RESULTS: WGS revealed two potentially pathogenic mutations in the LDLR gene. One was a novel mutation, c.497delinsGGATCCCCCAGCTGCATCCCCCAG (p. Ala166fs), and the other was a known pathogenic mutation, c.2054C>T (p. Pro685Leu). Bioinformatics prediction and in vitro experiments revealed that the novel mutation could not be expressed on the cell membrane. Numerous gene variants were identified in the APOB gene that may have a significant impact on the family members with FH. Thus, it is suggested that the severe manifestation of FH in the proband primarily resulted from the cumulative genetic effects of variants in both LDLR and APOB. However, a subsequent study indicated that treatment with a PCSK9 inhibitor (Evolocumab) did not significantly reduce the blood lipid levels in the proband or his brother.
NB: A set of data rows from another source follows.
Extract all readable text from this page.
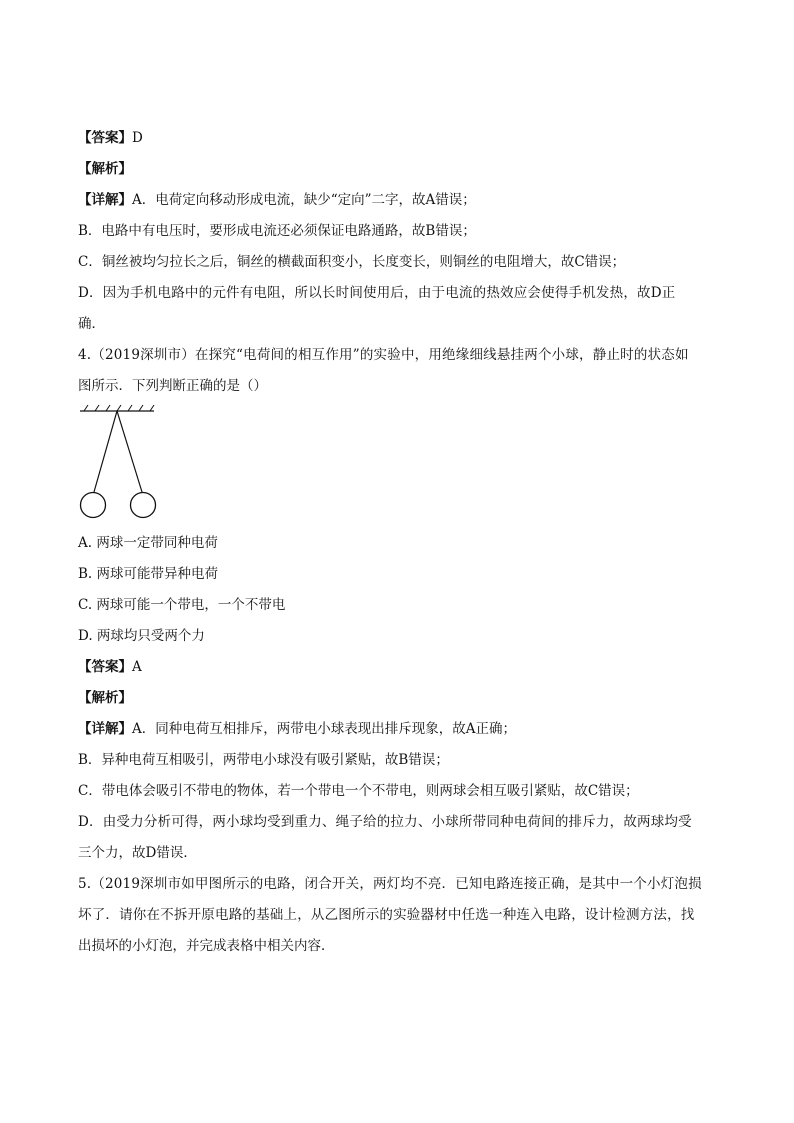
【答案】D
【解析】
【详解】A．电荷定向移动形成电流，缺少“定向”二字，故A错误；
B．电路中有电压时，要形成电流还必须保证电路通路，故B错误；
C．铜丝被均匀拉长之后，铜丝的横截面积变小，长度变长，则铜丝的电阻增大，故C错误；
D．因为手机电路中的元件有电阻，所以长时间使用后，由于电流的热效应会使得手机发热，故D正
确．
4.（2019深圳市）在探究“电荷间的相互作用”的实验中，用绝缘细线悬挂两个小球，静止时的状态如
图所示．下列判断正确的是（）
A. 两球一定带同种电荷
B. 两球可能带异种电荷
C. 两球可能一个带电，一个不带电
D. 两球均只受两个力
【答案】A
【解析】
【详解】A．同种电荷互相排斥，两带电小球表现出排斥现象，故A正确；
B．异种电荷互相吸引，两带电小球没有吸引紧贴，故B错误；
C．带电体会吸引不带电的物体，若一个带电一个不带电，则两球会相互吸引紧贴，故C错误；
D．由受力分析可得，两小球均受到重力、绳子给的拉力、小球所带同种电荷间的排斥力，故两球均受
三个力，故D错误．
5.（2019深圳市如甲图所示的电路，闭合开关，两灯均不亮．已知电路连接正确，是其中一个小灯泡损
坏了．请你在不拆开原电路的基础上，从乙图所示的实验器材中任选一种连入电路，设计检测方法，找
出损坏的小灯泡，并完成表格中相关内容．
CONCLUSIONS: The cumulative effect of LDLR and APOB variants was the primary cause of elevated blood lipid levels in this family. However, PCSK9 inhibitor therapy did not appear to be beneficial for the proband. This study emphasizes the importance of genetic testing in determining the most suitable treatment options for patients with FH.
摘要:
背景:家族性高胆固醇血症(FH)是一种常染色体显性遗传障碍。这项研究的主要目的是确定中国FH家族中的主要致病突变。
方法:全基因组测序(WGS)用于鉴定FH相关基因的变体,包括低密度脂蛋白受体(LDLR),载脂蛋白B(APOB),和前蛋白转化酶枯草杆菌蛋白酶/kexin9(PCSK9)。生物信息学软件用于预测信号肽,跨膜结构,和突变序列的空间构造信息。对突变蛋白进行蛋白质印迹以确定LDLR的主要结构域的存在。筛选并分析PCSK9和APOB基因。此外,先证者和他的兄弟用PCSK9抑制剂治疗了1年,并评估治疗对血脂水平的影响。
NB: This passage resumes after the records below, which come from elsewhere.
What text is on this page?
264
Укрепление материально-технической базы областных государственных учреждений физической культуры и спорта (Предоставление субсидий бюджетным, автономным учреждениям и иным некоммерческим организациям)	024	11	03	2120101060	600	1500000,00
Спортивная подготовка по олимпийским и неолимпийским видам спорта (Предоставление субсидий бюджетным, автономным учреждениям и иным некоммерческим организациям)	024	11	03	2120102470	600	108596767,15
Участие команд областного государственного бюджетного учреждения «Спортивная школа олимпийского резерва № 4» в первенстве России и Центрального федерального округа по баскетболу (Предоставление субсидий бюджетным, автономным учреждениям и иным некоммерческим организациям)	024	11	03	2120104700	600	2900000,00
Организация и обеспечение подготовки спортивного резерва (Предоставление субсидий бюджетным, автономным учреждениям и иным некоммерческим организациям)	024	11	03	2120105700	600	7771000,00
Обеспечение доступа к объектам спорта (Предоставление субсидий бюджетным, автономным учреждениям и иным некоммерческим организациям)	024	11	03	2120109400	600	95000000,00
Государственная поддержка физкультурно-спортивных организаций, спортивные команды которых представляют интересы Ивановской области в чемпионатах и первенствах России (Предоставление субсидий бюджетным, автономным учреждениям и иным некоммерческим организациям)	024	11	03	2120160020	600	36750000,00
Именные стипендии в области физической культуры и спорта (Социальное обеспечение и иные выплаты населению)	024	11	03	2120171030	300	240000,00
结果:WGS揭示了LDLR基因中的两个潜在致病性突变。一个是新的突变,c.497delinsGGATCCCCCCCAGCTGCATCCCCCAG(第Ala166fs),另一种是已知的致病突变,c.2054C>T(p。Pro685Leu)。生物信息学预测和体外实验表明,新的突变不能在细胞膜上表达。在APOB基因中鉴定出许多可能对FH家族成员具有显著影响的基因变体。因此,提示先证者中FH的严重表现主要是由于LDLR和APOB变异的累积遗传效应。然而,随后的一项研究表明,PCSK9抑制剂(Evolocumab)治疗未显著降低先证者或其兄弟的血脂水平.
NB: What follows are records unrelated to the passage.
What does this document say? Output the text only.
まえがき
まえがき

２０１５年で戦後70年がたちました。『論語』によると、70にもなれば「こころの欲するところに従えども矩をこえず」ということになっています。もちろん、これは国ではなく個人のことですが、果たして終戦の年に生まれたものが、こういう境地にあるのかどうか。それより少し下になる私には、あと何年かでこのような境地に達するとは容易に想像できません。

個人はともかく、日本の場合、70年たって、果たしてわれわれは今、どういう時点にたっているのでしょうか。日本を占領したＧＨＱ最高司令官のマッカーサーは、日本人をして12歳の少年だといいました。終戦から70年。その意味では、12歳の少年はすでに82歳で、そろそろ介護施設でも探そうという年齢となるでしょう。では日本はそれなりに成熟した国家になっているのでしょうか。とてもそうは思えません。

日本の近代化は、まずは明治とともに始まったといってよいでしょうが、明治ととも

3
结论:LDLR和APOB变异体的累积效应是该家族血脂水平升高的主要原因。然而,PCSK9抑制剂疗法似乎对先证者没有益处。这项研究强调了基因检测在确定FH患者最合适的治疗方案中的重要性。
方法:全基因组测序(WGS)用于鉴定FH相关基因的变体,包括低密度脂蛋白受体(LDLR),载脂蛋白B(APOB),和前蛋白转化酶枯草杆菌蛋白酶/kexin9(PCSK9)。生物信息学软件用于预测信号肽,跨膜结构,和突变序列的空间构造信息。对突变蛋白进行蛋白质印迹以确定LDLR的主要结构域的存在。筛选并分析PCSK9和APOB基因。此外,先证者和他的兄弟用PCSK9抑制剂治疗了1年,并评估治疗对血脂水平的影响。
结果:WGS揭示了LDLR基因中的两个潜在致病性突变。一个是新的突变,c.497delinsGGATCCCCCCCAGCTGCATCCCCCAG(第Ala166fs),另一种是已知的致病突变,c.2054C>T(p。Pro685Leu)。生物信息学预测和体外实验表明,新的突变不能在细胞膜上表达。在APOB基因中鉴定出许多可能对FH家族成员具有显著影响的基因变体。因此,提示先证者中FH的严重表现主要是由于LDLR和APOB变异的累积遗传效应。然而,随后的一项研究表明,PCSK9抑制剂(Evolocumab)治疗未显著降低先证者或其兄弟的血脂水平.
结论:LDLR和APOB变异体的累积效应是该家族血脂水平升高的主要原因。然而,PCSK9抑制剂疗法似乎对先证者没有益处。这项研究强调了基因检测在确定FH患者最合适的治疗方案中的重要性。